Dominique Anglade lowers flag
Despite historically low results in the October 3 elections – 14.4% of the vote – Dominique Anglade clung on. The Liberal Party of Quebec (PLQ) had received a “clear message”, she proclaimed: “Quebecers […] are asking us to be the official opposition in Quebec. However, in the weeks following the re-election of the CAQ, the tiles piled up. Behind closed doors – and less closed – former elected members of the political party demanded his departure. Then, a few weeks before the start of parliament, the Liberal leader excluded MP Marie-Claude Nichols from her caucus, on the pretext that she had not accepted the file entrusted to her in the shadow cabinet. Critics arose. Pressurization, Mme Anglade admitted to having gone “too far” and invited her colleague to rejoin the team. But the damage was done. Under the weight of “internal intrigues”, she submitted her resignation on November 7.
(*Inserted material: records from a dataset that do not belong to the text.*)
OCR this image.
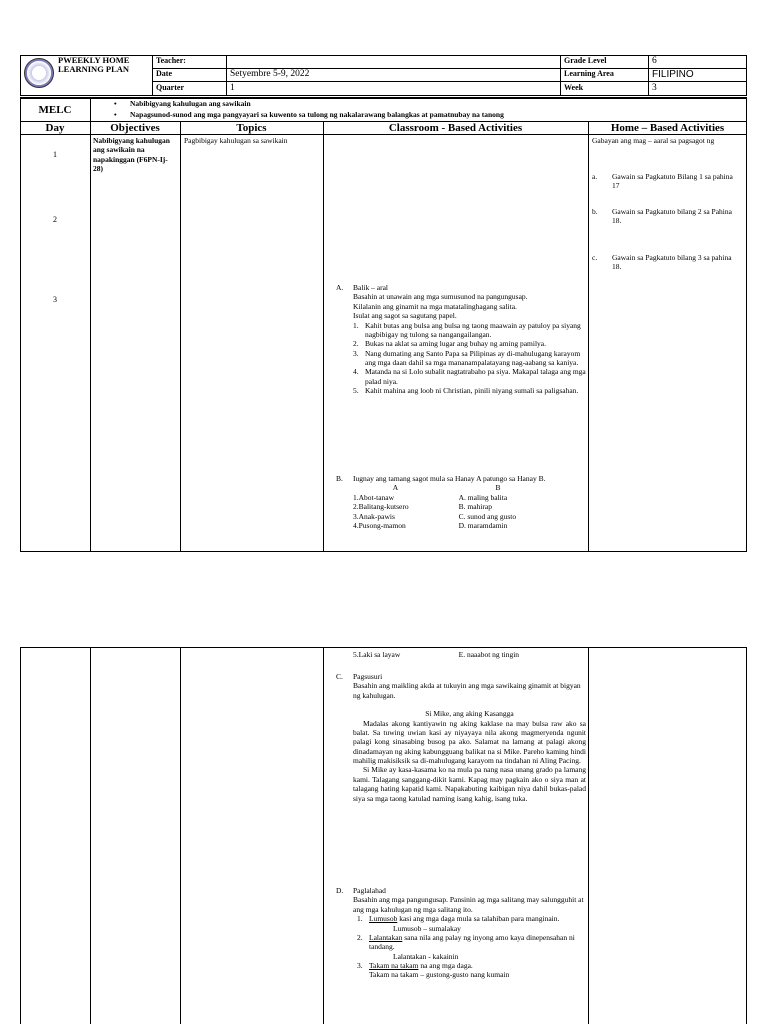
PWEEKLY HOME LEARNING PLAN
Teacher:
Date	Setyembre 5-9, 2022
Quarter	1
Grade Level	6
Learning Area	FILIPINO
Week	3
MELC
•	Nabibigyang kahulugan ang sawikain
•	Napagsunod-sunod ang mga pangyayari sa kuwento sa tulong ng nakalarawang balangkas at pamatnubay na tanong
Day	Objectives	Topics	Classroom - Based Activities	Home – Based Activities
1
2
3
Nabibigyang kahulugan ang sawikain na napakinggan (F6PN-Ij-28)
Pagbibigay kahulugan sa sawikain	Gabayan ang mag – aaral sa pagsagot ng
a.	Gawain sa Pagkatuto Bilang 1 sa pahina 17
b.	Gawain sa Pagkatuto bilang 2 sa Pahina 18.
c.	Gawain sa Pagkatuto bilang 3 sa pahina 18.
A.	Balik – aral
Basahin at unawain ang mga sumusunod na pangungusap.
Kilalanin ang ginamit na mga matatalinghagang salita.
Isulat ang sagot sa sagutang papel.
1. Kahit butas ang bulsa ang bulsa ng taong maawain ay patuloy pa siyang nagbibigay ng tulong sa nangangailangan.
2. Bukas na aklat sa aming lugar ang buhay ng aming pamilya.
3. Nang dumating ang Santo Papa sa Pilipinas ay di-mahulugang karayom ang mga daan dahil sa mga mananampalatayang nag-aabang sa kaniya.
4. Matanda na si Lolo subalit nagtatrabaho pa siya. Makapal talaga ang mga palad niya.
5. Kahit mahina ang loob ni Christian, pinili niyang sumali sa paligsahan.
B.	Iugnay ang tamang sagot mula sa Hanay A patungo sa Hanay B.
A	B
1. Abot-tanaw	A. maling balita
2. Balitang-kutsero	B. mahirap
3. Anak-pawis	C. sunod ang gusto
4. Pusong-mamon	D. maramdamin
5. Laki sa layaw	E. naaabot ng tingin
C.	Pagsusuri
Basahin ang maikling akda at tukuyin ang mga sawikaing ginamit at bigyan ng kahulugan.
Si Mike, ang aking Kasangga
Madalas akong kantiyawin ng aking kaklase na may bulsa raw ako sa balat. Sa tuwing uwian kasi ay niyayaya nila akong magmeryenda ngunit palagi kong sinasabing busog pa ako. Salamat na lamang at palagi akong dinadamayan ng aking kabungguang balikat na si Mike. Pareho kaming hindi mahilig makisiksik sa di-mahulugang karayom na tindahan ni Aling Pacing.
Si Mike ay kasa-kasama ko na mula pa nang nasa unang grado pa lamang kami. Talagang sanggang-dikit kami. Kapag may pagkain ako o siya man at talagang hating kapatid kami. Napakabuting kaibigan niya dahil bukas-palad siya sa mga taong katulad naming isang kahig, isang tuka.
D.	Paglalahad
Basahin ang mga pangungusap. Pansinin ag mga salitang may salungguhit at ang mga kahulugan ng mga salitang ito.
1. Lumusob kasi ang mga daga mula sa talahiban para manginain.
Lumusob – sumalakay
2. Lalantakan sana nila ang palay ng inyong amo kaya dinepensahan ni tandang.
Lalantakan - kakainin
3. Takam na takam na ang mga daga.
Takam na takam – gustong-gusto nang kumain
The death of the oath to the king
Quebec elected officials had tried in the past to get rid of it, without success. So much so that in the week of October 17, 2022, they were forced to take turns swearing in King Charles III to sit. Those of the CAQ and the PLQ did so without complaining too much. “It does not please us more than anyone,” noted the CAQ parliamentary leader, Simon Jolin-Barrette. Disheartened, the Parti Québécois deputies refused. A question of “principle”, according to chef Paul St-Pierre Plamondon. The party tried by all means to break the impasse: would a motion be enough to allow its elected officials to sit? Nothing worked. 1er December 2022, they stumbled upon the doors of the Blue Salon after refusing to swear allegiance to the Crown. However, the government tabled a bill in the second week of work to put an end to the oath. Its rapid adoption – the law came into force on December 9 – will allow elected members of the PQ to sit as soon as parliamentary work resumes at the end of January.